He stood. “You are being melodramatic. Elizabeth chose another. Our infatuation ended long ago. Now, if you please, I am off to the club.”

Felicity raised her chin. “I will order Easter lilies for her tomorrow. From both of us.” She rose and preceded him out of the room.

Alex chose to walk to the club, his stride measured and confident. Even his closest friend would not be able to discern that his mind was in an uproar. As he strolled out into the brisk night, he thought, not for the first time, how different life would have been if he and Elizabeth had been able to marry. She was a polar star in his life. She would have been tractable, elegant, a companion, not only in his bed, but in the rest of his life as well. Alex had always thought of her as his natural mate. But they had married elsewhere, and both had chosen to honor their vows. How would things change now that she was a widow?

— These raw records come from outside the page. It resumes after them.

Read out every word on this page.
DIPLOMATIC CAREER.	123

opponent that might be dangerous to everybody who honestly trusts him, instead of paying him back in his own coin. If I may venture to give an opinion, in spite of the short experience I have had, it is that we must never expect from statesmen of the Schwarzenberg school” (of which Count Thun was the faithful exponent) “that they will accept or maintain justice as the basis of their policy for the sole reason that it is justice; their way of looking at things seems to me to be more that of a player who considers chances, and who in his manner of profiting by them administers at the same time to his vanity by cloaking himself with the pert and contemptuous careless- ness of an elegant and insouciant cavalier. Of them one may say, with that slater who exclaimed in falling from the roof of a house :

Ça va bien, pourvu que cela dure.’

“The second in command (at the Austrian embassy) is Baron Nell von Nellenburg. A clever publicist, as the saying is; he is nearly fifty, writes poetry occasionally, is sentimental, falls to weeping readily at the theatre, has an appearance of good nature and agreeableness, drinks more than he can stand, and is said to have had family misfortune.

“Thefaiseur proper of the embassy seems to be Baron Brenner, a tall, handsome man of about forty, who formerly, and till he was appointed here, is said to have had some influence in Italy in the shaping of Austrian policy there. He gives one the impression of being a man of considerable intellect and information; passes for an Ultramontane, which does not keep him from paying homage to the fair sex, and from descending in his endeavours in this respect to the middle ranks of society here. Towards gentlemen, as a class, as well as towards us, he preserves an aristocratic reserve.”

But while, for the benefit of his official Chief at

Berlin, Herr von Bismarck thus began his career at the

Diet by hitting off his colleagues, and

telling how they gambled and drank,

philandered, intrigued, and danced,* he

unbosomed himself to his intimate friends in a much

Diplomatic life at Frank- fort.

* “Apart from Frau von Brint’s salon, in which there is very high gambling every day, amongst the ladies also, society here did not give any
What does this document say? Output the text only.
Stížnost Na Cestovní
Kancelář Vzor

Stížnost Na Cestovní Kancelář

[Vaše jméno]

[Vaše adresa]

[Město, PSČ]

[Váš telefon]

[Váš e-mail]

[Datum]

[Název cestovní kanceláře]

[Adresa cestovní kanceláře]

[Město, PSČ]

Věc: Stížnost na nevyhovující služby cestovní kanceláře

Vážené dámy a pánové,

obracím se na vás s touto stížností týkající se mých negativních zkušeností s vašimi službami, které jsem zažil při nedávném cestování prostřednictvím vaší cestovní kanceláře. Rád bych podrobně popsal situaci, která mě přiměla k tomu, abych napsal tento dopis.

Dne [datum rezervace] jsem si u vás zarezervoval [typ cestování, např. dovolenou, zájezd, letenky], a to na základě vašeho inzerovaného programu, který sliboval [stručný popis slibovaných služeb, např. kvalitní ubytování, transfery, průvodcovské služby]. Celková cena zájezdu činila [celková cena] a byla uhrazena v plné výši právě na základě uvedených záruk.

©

As thoughts of Felicity intruded, he tried to push them aside. It was true she had surprised him by being an eager and passionate lover. She still was. The only time he felt like he was not disappointing her was in the bedroom. But she wanted from him what he could not give—his whole heart. As Felicity appeared to have guessed, Elizabeth still held a large piece of it, and he supposed she always would.

What now? What lies in the future for Elizabeth and me? Can we at least be companions?

Taking out his pocket watch, he could scarcely make out by the pea-sized glow of the street lantern that it was now just on nine o’clock. Elizabeth would not be gracing society tonight or any night soon. She was in mourning. He would pay a call of condolence tomorrow.

Once he was settled in his favorite armchair at Brooks,’ pretending to read the latest edition of
, his friend Sir Charles Winton approached. “Grenville! Well met!”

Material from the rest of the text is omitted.